Worst Jokes Ever
What 3 words started Jeffery Dahmer's cannibalism?
"This isn't ketchup."
I can do a very good Michael Jackson impersonation. I just need a kid who can keep a secret.
My grandad said I'm too reliant on technology, so I called him a hypocrite and unplugged his life support.
Is it okay to call a special ed kid late to class a little tardy?
A wife asked her husband why he cheated on her. His reply was, “She was just lying there naked on the table, what was I supposed to do?” The wife replies, “Change the damn diaper, you idiot.”
Why were the Twin Towers mad? They ordered pizza, but all they got was plane.
What is long, brown, and cures depression?
A noose.
What goes 200 mph and is red?
Babies in a blender.
I was going to share my joke about anal, but, fuck it, it was inappropriate.
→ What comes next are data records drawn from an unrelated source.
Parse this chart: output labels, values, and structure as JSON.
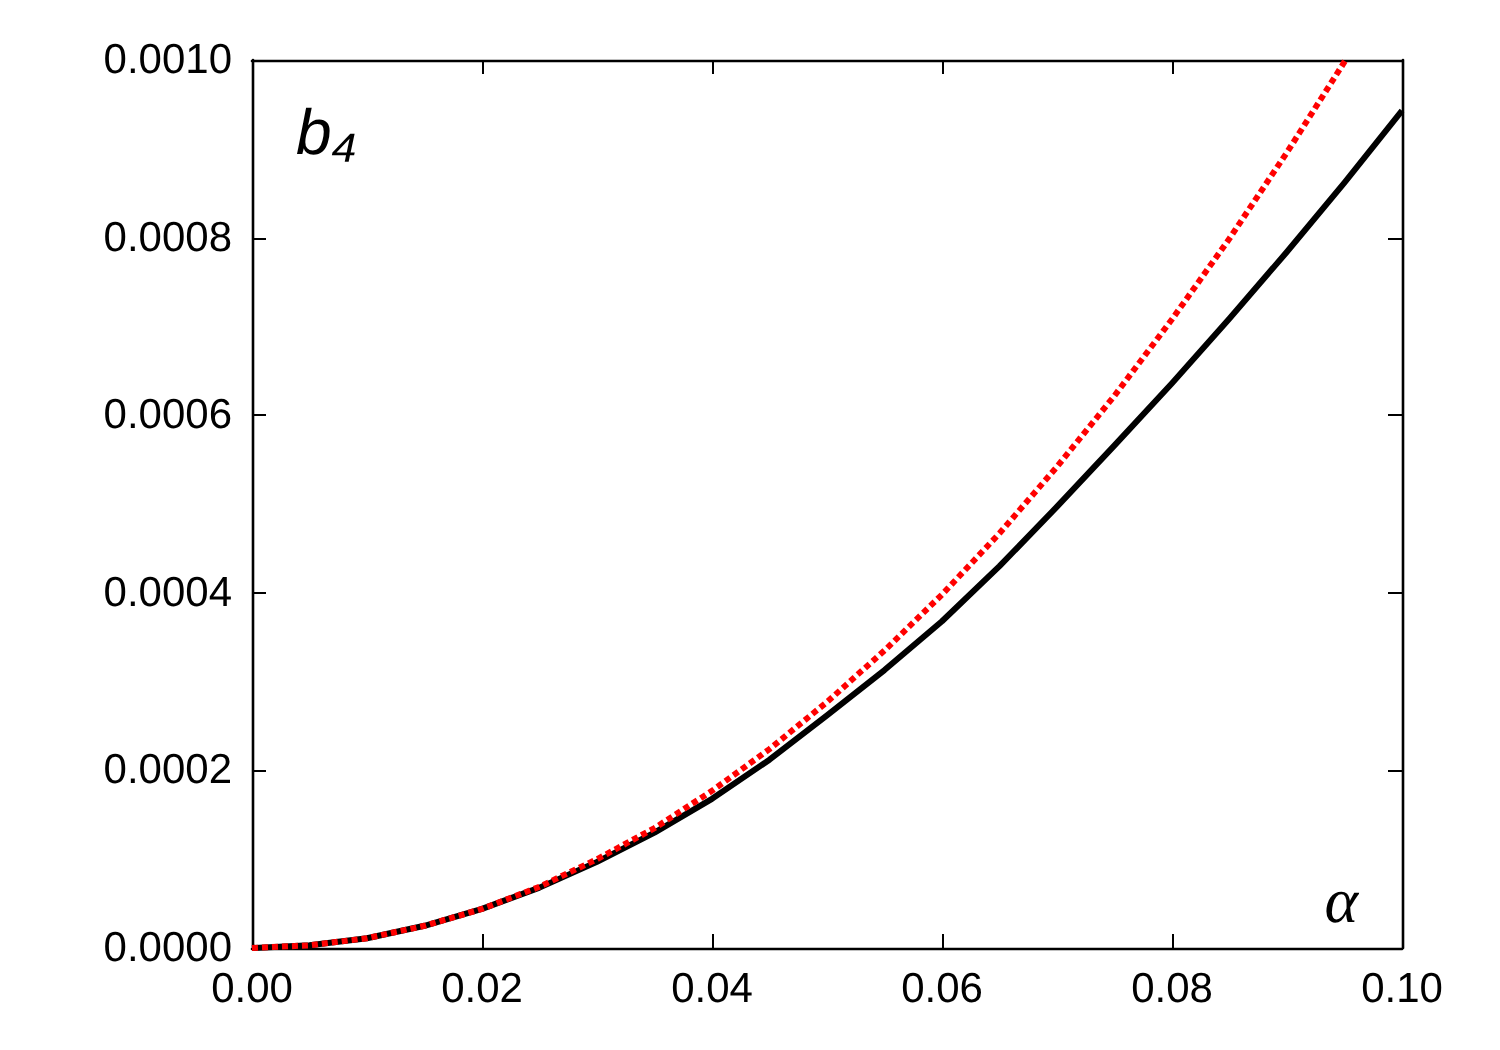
{
  "chart_data": {
    "type": "line",
    "xlabel": "α",
    "ylabel": "b₄",
    "xlim": [
      0,
      0.1
    ],
    "xticks": [
      {
        "value": 0,
        "label": "0.00"
      },
      0.02,
      0.04,
      0.06,
      0.08,
      {
        "value": 0.1,
        "label": "0.10"
      }
    ],
    "ylim": [
      0,
      0.001
    ],
    "yticks": [
      {
        "value": 0,
        "label": "0.0000"
      },
      0.0002,
      0.0004,
      0.0006,
      0.0008,
      {
        "value": 0.001,
        "label": "0.0010"
      }
    ],
    "grid": false,
    "marker": "none",
    "series": [
      {
        "color": "#000000",
        "line_style": "solid",
        "x": [
          0,
          0.005,
          0.01,
          0.015,
          0.02,
          0.025,
          0.03,
          0.035,
          0.04,
          0.045,
          0.05,
          0.055,
          0.06,
          0.065,
          0.07,
          0.075,
          0.08,
          0.085,
          0.09,
          0.095,
          0.1
        ],
        "values": [
          0,
          3e-06,
          1.1e-05,
          2.5e-05,
          4.4e-05,
          6.8e-05,
          9.7e-05,
          0.00013,
          0.000168,
          0.000212,
          0.000262,
          0.000313,
          0.000368,
          0.00043,
          0.000497,
          0.000566,
          0.000636,
          0.000709,
          0.000784,
          0.000862,
          0.000943
        ]
      },
      {
        "color": "#ff0000",
        "line_style": "dotted",
        "x": [
          0,
          0.005,
          0.01,
          0.015,
          0.02,
          0.025,
          0.03,
          0.035,
          0.04,
          0.045,
          0.05,
          0.055,
          0.06,
          0.065,
          0.07,
          0.075,
          0.08,
          0.085,
          0.09,
          0.0951
        ],
        "values": [
          0,
          3e-06,
          1.1e-05,
          2.5e-05,
          4.4e-05,
          6.9e-05,
          0.0001,
          0.000135,
          0.000177,
          0.000224,
          0.000277,
          0.000335,
          0.000398,
          0.000467,
          0.000542,
          0.000622,
          0.000708,
          0.000799,
          0.000896,
          0.001
        ]
      }
    ]
  }
}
I asked Siri why I am still single; she showed me a pic of my mom riding on my dick!
An old lady walks into an adoption center, and the lady that runs the business says, "Oh, haven’t seen you in a long time!"
Can some hot depressed suicidal guy give me his number so we can cry about being depressed and wanting to die?
What's the difference between Donald Trump and a dirty diaper?
Answer: none, they're both self-absorbed and full of sh*t!
Wanna hear a funny joke? Well, that was why you were here... Here's the joke: Your life :)
I don't struggle with depression. Like at this point I got it down. I'm good at depression.
Just accidentally emailed a porn link to a co-worker... So I emailed ten other co-workers the link and called it a virus.
A little girl asks her mum, "Mummy how was I born?"
Her mother smiled and replied: "Once upon a time, your daddy and I decided to plant a wonderful little seed. Daddy put it in the earth, and I took care of it every single day."
"The seed slowly grew more and more leaves, and in a few months it turned into a beautiful, healthy plant. So me and Daddy took the plant, dried it, smoked it and got so high that we fucked without a condom!"
What is the difference between Joe Biden and a knife?
A knife has a point.
How do angels 😇 make holy water 💧?
They boil the hell out of it.
What hit the ground first, the feather or the depressed kid?
The feather, the rope was stopping the kid.